Each time my husband gets in his car to go to work, or run an errand, my heart stops beating, and does not resume its normal pace until he returns home safely. I live in constant fear of another knock at the door or panicked phone call telling me my life is forever changed. Again. 
I encouraged my husband not to give up his love of cars. To keep finding joy in them, as I know our son would want him to. And I am grateful that he has resumed car projects and I have seen his spark return while behind the wheel of his beloved Subaru. I wish I could say the same. I find myself dreading getting in it. I am OK in our daily drivers. They don't bother me too much. Though I certainly don't find the same simple joy in driving as I once did. But getting into my husbands project car makes me feel sick to my stomach. Maybe it's because that is what we drove to the hospital that fateful day, or maybe it's because I know the raw power and speed that car possesses and now am all too aware of what can happen. I'm honestly not sure. But I do know that I am almost grateful for the winter weather that keeps it tucked safely in the garage. I hope that in time, these feelings will pass, and I too can find the happiness I once found in it. Because I DO love it. 

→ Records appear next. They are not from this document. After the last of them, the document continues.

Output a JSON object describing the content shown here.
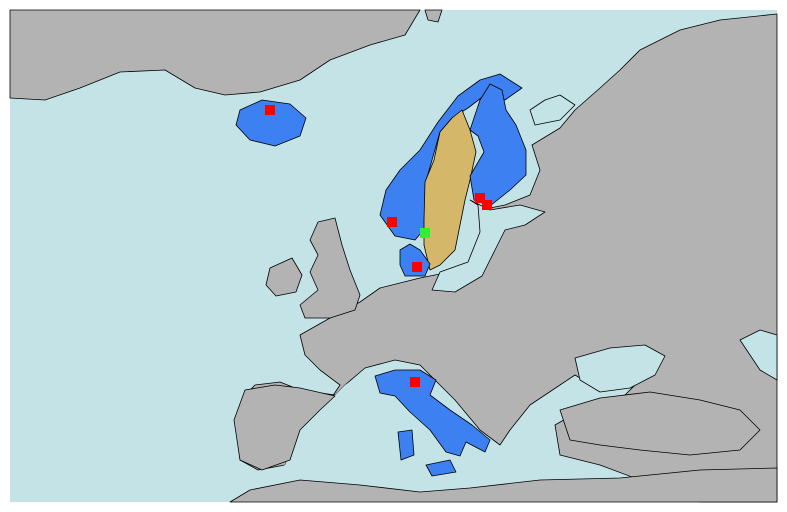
{
  "map": {
    "colors": {
      "sea": "#c3e3e7",
      "land": "#b3b3b3",
      "highlight_blue": "#3d80f2",
      "highlight_tan": "#d4b768",
      "marker_red": "#ff0000",
      "marker_green": "#33ee33",
      "frame": "#ffffff"
    },
    "marker_counts": {
      "red": 6,
      "green": 1
    }
  }
}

But I still struggle with these mixed feelings about cars. I love them and hate them equally right now. I love hearing my husband get excited about parts and videos, but at the same time, I am struggling with NOT wanting to hear or talk about them because it brings up difficult memories. I hope this is just a temporary feeling, and that in time, I can get over it. But for now, this is just another path the Grief has taken me down, and I have little choice but to follow it...
(My son, Zachary, with his beloved first car. This was one of his senior pictures.)